Blandengue, que por allí vagaba, llegose de pronto olfateando y posó su enorme cabeza en el muslo de la garrida moza, meneando despacio la cola.

Ella le dio un golpecito con la mano, y lo empujó con el pié. Blandengue dio un resoplido, y fuese paso a paso.

Ismael se había bajado de la mesa, y aparecido en el umbral de su puerta baja y estrecha, con la guitarra en la mano.

Felisa le hizo un mohín de menosprecio, y presentole la espalda. Después simuló alejarse con los brazos cruzados y el aire muy indiferente, «sandungueando» su pollera corta y sacudiendo sus trenzas en gracioso meneo.

-Vení, dijo Ismael con tono arisco.

Sin hacer caso a este llamado, Felisa caminó un ligero espacio, y volvió luego al rumbo, como quien pasea al aire fresco.

Ismael la tomó de la muñeca bruscamente, apretándosela.

-Dejáme, prorrumpió ella con acento seco.

Él tiró sin embargo, sin ninguna disposición de largar.

Felisa hizo hincapié en una de las paredes de adobe de la tahona, que presentaba bastantes grietas y aberturas en su base; y así se sostuvo por breves segundos, sin dejar de mirar para afuera.

Pronto perdió esa última posición, y de improviso, sin que se apercibiese que algo había puesto ella de su parte, viose en el interior del cuartito a oscuras, acordándose recién que quién la tenía cogida era peligroso.

Desprendiose de él, y fuese de nuevo a la puerta.

Escudriñó en la sombra...

Ismael que se había quedado osco e inmóvil, preguntó:

-¿Anda ai el gato montés?

Felisa se estremeció en la oscuridad, y dominando la impresión causada por esas palabras, dijo

-¿Le tenés miedo?

Los ojos oscuros de Ismael centellearon.

Ladeao! contestó con desprecio, mirando hacia la cabaña.

Y yéndose a ella, volvió a asirla nervioso.

Cedió Felisa, esta vez.

Velarde conservaba la guitarra en la mano izquierda.
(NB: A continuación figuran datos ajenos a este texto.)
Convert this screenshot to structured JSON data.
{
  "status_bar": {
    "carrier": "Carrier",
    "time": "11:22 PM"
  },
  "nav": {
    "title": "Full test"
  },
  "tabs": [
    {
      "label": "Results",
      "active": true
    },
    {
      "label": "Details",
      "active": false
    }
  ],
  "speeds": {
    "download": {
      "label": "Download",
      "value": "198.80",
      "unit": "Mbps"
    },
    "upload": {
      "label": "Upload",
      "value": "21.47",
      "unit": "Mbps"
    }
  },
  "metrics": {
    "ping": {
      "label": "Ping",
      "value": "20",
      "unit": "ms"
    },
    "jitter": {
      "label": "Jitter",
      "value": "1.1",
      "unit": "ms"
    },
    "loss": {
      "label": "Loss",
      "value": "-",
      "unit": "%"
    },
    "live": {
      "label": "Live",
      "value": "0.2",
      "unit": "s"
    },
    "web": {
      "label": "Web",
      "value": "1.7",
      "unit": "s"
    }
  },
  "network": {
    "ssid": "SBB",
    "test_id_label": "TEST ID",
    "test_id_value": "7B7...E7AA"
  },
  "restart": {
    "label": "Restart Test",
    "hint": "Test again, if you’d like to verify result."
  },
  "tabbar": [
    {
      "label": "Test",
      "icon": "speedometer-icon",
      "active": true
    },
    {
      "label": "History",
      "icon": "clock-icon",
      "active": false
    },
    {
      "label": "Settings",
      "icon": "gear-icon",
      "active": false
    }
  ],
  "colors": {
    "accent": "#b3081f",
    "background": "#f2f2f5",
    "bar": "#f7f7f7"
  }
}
Ella le empujó del brazo, diciendo:

Tocá no más!...

Ismael sintió arderse; y púsose a pulsar el instrumento sin saber lo que hacía, arrancándole sones desacordes.

Ansi no!... -exclamó la criolla con dureza.

Y deslizó sus dedos en las cuerdas, para concluir posándolos en la mano ardorosa del tañedor, que al contacto quedose quieta...

Después, Ismael se echó el sombrero a la nuca, y la guitarra cayó al suelo, gimiendo al choque como un ave que se cae dormida de las ramas. Las dos bocas se acercaron, y por un instante estuvo la del cantor prendida entre temblores al clavel de carne.

Luego se apartaron el uno del otro, sucediéndose el silencio.